Jeff Squyres wrote:
> On Nov 29, 2010, at 3:51 AM, Doron Shoham wrote:
>
>
>> If only the PUT flag is set and/or the btl supports only PUT method then the sender will allocate a rendezvous header and will not eager send any data. The receiver will schedule rdma PUT(s) of the entire message.
>> It is done in mca_pml_ob1_recv_request_schedule_once()
>> (ompi/mca/pml/ob1/pml_ob1_recvreq.c:683).
>> We can limit the size passing to mca_bml_base_prepare_dst() to be minimum between btl.max_message_size supported by the HCA and the actual message size.
>> The will result a fragmentation of the RDMA write messages.
>>
>
> I would think that we should set btl.max_message_size during init to be the minimum of the MCA param and the max supported by the HCA, right? Then there's no need for this min() in the critical path.
>
> Additionally, the message must be smaller than the max message size of *both* HCAs, right? So it might be necessary to add the max message size into the openib BTL modex data so that you can use it in mca_bml_base_prepare_dst() (or whatever -- been a long time since I've mucked around in there...) to compute the min between the two peers.
>
> So you might still need a min, but for a different reason than what you originally mentioned.
>
It is my mistake - the btl.max_message_size is a different parameter. It
is more like software limitation rather then hardware limitation from
the HCA.
I don't think that in RDMA flow it has any meaning.
Can you please explain a bit more about the openib BTL modex?
>
>> The bigger problem is when using the GET flow.
>> In this flow the receiver allocate one big buffer to receive the message with RDMA read in one chunk.
>> There is no fragmentation mechanism in this flow which make it harder to solve this issue
>>
>
> Doh.

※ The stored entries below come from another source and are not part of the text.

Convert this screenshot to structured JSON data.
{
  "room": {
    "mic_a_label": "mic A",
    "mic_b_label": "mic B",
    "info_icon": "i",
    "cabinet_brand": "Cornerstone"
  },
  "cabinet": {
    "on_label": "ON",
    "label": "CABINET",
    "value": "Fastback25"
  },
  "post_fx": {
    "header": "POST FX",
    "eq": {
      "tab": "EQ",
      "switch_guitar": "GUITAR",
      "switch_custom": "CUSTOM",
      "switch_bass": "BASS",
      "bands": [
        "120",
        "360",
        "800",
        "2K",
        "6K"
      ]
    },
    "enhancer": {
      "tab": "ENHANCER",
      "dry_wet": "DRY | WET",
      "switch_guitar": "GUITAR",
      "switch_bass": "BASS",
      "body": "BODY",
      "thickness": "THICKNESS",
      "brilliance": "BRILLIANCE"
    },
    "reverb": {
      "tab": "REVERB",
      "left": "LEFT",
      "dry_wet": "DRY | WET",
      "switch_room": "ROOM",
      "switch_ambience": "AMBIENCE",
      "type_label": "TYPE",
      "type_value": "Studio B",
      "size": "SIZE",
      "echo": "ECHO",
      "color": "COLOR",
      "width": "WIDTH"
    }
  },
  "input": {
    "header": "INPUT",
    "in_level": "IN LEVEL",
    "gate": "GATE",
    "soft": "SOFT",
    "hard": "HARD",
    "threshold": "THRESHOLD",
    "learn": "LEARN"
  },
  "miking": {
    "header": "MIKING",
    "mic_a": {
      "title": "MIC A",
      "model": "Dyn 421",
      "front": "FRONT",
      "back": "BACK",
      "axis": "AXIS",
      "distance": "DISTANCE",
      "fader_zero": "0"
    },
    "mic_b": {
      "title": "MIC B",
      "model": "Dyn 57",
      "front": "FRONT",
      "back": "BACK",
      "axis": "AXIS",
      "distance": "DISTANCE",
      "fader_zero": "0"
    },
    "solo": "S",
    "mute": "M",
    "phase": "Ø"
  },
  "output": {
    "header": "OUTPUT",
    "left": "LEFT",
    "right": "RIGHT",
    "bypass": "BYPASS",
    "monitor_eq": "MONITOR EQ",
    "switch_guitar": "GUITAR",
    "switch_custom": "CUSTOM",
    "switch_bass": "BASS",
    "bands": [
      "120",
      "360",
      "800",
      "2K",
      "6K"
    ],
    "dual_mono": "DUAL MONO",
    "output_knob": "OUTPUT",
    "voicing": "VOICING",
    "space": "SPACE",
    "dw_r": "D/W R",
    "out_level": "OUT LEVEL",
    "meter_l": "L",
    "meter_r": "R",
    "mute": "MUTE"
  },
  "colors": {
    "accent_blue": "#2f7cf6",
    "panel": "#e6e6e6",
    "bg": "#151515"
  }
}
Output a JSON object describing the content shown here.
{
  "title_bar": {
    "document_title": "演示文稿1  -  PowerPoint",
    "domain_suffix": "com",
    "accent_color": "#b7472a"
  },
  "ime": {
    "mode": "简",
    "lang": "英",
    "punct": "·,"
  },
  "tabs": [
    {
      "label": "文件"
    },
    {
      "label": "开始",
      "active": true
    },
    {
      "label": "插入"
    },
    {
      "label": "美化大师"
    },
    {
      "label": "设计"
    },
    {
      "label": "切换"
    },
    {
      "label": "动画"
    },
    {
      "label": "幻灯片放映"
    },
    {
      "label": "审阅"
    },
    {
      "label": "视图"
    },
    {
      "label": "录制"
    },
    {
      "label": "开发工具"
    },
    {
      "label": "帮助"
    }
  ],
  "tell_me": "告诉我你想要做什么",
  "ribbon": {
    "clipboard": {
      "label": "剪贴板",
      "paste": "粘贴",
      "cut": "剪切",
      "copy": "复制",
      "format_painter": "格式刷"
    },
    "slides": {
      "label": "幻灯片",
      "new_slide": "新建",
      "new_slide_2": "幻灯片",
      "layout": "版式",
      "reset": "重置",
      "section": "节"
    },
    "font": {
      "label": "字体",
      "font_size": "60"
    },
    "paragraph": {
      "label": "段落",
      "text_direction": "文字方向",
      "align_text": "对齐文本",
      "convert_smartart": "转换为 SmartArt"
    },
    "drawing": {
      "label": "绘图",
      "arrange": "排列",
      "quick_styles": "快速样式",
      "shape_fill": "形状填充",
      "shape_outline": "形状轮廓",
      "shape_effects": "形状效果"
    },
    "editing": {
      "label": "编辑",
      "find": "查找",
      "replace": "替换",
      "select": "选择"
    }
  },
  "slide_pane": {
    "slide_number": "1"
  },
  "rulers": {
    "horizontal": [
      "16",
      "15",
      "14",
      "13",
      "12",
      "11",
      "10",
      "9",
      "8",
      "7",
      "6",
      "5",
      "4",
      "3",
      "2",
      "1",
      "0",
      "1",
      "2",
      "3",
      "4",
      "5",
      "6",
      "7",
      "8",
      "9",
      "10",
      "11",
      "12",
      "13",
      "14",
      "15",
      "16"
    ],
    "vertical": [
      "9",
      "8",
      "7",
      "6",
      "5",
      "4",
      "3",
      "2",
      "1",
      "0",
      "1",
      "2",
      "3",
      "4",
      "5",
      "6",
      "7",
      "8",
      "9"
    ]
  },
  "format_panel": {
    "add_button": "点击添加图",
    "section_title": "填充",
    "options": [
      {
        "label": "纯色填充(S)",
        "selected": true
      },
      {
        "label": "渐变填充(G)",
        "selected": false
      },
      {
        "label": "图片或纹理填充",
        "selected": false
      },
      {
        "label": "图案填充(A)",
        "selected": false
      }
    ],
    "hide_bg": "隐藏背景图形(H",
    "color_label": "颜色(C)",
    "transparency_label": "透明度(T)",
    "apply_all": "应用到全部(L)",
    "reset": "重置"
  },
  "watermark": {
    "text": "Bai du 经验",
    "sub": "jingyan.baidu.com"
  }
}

I'm afraid I don't know why this was done this way originally...
>
>
>> Reading the max message size supported by the HCA can be done by using verbs.
>>
>> The second approach is to use RDMA direct only if the message size is smaller than the max message size supported by the HCA.
>>
>> Here is where the long message protocol is chosen:
>> ompi/mca/pml/ob1/pml_ob1_sendreq.h line 382.
>>
>> We could use the second approach until a fragmentation mechanism will be added to the RDMA direct GET flow.
>>
>
> Are you suggesting that pml_ob1_sendreq.h:382 compare the message length to the btl.max_message_size and choose RDMA direct vs. RDMA pipelined? If so, that might be sufficient.
>
> But what to do about the peer's max message size?
>
>
I thought of a different approach:
Instead of limiting the passing to the mca_bml_base_prepare_dst(), we
can limit the size in mca_btl_openib_prepare_dst().
I believe this is better solution because it only effects the internal
behavior of the openib btl.
In mca_btl_openib_prepare_dst() we have access to both max_msg_sz (local
and endpoint).
This will fix the PUT flow.
For the GET flow, maybe we should check in
mca_pml_ob1_send_request_start_rdma() -
if the message size is larger then the minimum between both endpoints'
max_msg_sz force it use the PUT flow.
The problem is that I'm not sure how to do it without an *ugly hack*.
We need to to access the openib btl parameters from the
mca_pml_ob1_send_request_start_rdma().
The second options it to do it from pml_ob1_sendreq.h:382, but then
again, it requires access to the openib btl parameters...
Any thoughts?
Thanks,
Doron
|